Berk Balaban

Personal information
- Date of birth: 1 January 2000 (age 26)
- Place of birth: Istanbul, Turkey
- Height: 1.98 m (6 ft 6 in)
- Position: Goalkeeper

Team information
- Current team: Isparta 32 Spor

Youth career
- 2012–2020: Galatasaray

Senior career*
- Years: Team / Apps / (Gls)
- 2019–2024: Galatasaray / 0 / (0)
- 2020–2021: → Ankaraspor (loan) / 7 / (0)
- 2022: → Niğde Anadolu (loan) / 1 / (0)
- 2022–2023: → İskenderun (loan) / 9 / (0)
- 2023–2024: → Isparta 32 Spor (loan) / 4 / (0)
- 2024–: Isparta 32 Spor / 0 / (0)

= Berk Balaban =

Turkish footballer

Berk Balaban (born 1 January 2000) is a Turkish professional footballer who plays as a goalkeeper for the Turkish club Isparta 32 Spor in the TFF Second League.

==Career==
===Galatasaray===
Balaban is a youth product of Galatasaray, and signed his first professional contract with the club in 2019.

====Ankaraspor (loan)====
After a season as Galatasaray's reserve goalkeeper, he went on loan with Ankaraspor for the 2020–21 season.

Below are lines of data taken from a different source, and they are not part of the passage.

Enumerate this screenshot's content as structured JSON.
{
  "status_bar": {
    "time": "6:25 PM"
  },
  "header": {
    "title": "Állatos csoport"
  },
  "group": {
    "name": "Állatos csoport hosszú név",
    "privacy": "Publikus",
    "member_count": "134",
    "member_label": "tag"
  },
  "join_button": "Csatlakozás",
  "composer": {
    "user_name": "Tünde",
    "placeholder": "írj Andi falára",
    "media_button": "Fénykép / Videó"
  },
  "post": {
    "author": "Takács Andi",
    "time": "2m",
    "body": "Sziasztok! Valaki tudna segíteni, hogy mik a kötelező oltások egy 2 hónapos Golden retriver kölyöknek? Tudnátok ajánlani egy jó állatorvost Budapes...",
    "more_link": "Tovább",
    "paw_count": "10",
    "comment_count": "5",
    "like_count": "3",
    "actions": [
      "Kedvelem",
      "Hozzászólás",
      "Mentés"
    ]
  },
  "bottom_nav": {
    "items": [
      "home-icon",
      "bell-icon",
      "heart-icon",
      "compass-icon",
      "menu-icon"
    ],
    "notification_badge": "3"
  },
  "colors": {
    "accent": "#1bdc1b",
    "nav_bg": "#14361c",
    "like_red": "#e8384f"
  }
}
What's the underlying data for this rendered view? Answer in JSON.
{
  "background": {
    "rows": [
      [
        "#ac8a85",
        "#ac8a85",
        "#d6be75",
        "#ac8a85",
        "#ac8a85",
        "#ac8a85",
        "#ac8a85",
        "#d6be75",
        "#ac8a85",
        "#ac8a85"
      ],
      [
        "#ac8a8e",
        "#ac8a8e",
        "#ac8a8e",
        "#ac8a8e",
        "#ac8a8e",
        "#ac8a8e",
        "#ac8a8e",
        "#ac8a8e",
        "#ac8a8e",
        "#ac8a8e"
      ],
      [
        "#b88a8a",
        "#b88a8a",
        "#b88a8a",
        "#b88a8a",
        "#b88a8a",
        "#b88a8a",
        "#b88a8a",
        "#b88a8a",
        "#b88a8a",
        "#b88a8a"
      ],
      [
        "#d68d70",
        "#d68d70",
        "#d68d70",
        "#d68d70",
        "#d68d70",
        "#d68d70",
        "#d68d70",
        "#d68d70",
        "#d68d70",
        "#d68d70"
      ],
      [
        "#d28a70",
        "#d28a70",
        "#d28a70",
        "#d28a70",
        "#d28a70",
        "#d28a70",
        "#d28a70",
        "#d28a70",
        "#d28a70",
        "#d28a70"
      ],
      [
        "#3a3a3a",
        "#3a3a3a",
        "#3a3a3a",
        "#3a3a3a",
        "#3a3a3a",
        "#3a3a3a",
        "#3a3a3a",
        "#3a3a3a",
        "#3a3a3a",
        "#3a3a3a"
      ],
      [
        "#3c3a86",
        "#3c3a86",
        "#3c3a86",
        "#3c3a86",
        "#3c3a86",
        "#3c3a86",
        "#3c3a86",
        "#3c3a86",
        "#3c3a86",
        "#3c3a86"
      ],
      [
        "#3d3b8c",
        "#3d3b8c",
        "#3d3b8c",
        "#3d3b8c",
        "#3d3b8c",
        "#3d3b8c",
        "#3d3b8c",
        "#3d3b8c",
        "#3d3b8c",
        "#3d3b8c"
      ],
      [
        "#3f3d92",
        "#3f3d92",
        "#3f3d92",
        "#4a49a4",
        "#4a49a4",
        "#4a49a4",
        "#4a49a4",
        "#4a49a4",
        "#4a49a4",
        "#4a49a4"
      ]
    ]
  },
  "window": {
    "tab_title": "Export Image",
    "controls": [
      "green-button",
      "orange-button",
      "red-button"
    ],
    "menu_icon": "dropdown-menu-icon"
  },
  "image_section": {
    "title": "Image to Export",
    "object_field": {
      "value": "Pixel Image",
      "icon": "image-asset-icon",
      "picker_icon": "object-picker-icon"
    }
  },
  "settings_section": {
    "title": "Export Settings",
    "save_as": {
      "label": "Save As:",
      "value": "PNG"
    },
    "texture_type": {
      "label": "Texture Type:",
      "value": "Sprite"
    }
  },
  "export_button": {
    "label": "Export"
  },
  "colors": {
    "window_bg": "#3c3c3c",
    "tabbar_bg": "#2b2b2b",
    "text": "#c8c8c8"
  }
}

====Return to Galatasaray====
He made his professional debut with Galatasaray in a 1–1 UEFA Europa League tie with St Johnstone F.C., coming on as a substitute in the 55th minute as the starting goalkeeper Fernando Muslera got a red card.

====Niğde Anadolu (loan)====
On 8 February 2022, Balaban was loaned to TFF Second League club Niğde Anadolu for the rest of the season.

====İskenderun FK (loan)====
On 23 August 2022, Galatasaray was leased to the TFF Second League team İskenderun for 1 year.

====Isparta 32 Spor (loan)====
He signed a one-year temporary contract with Isparta 32 Spor on 23 August 2023.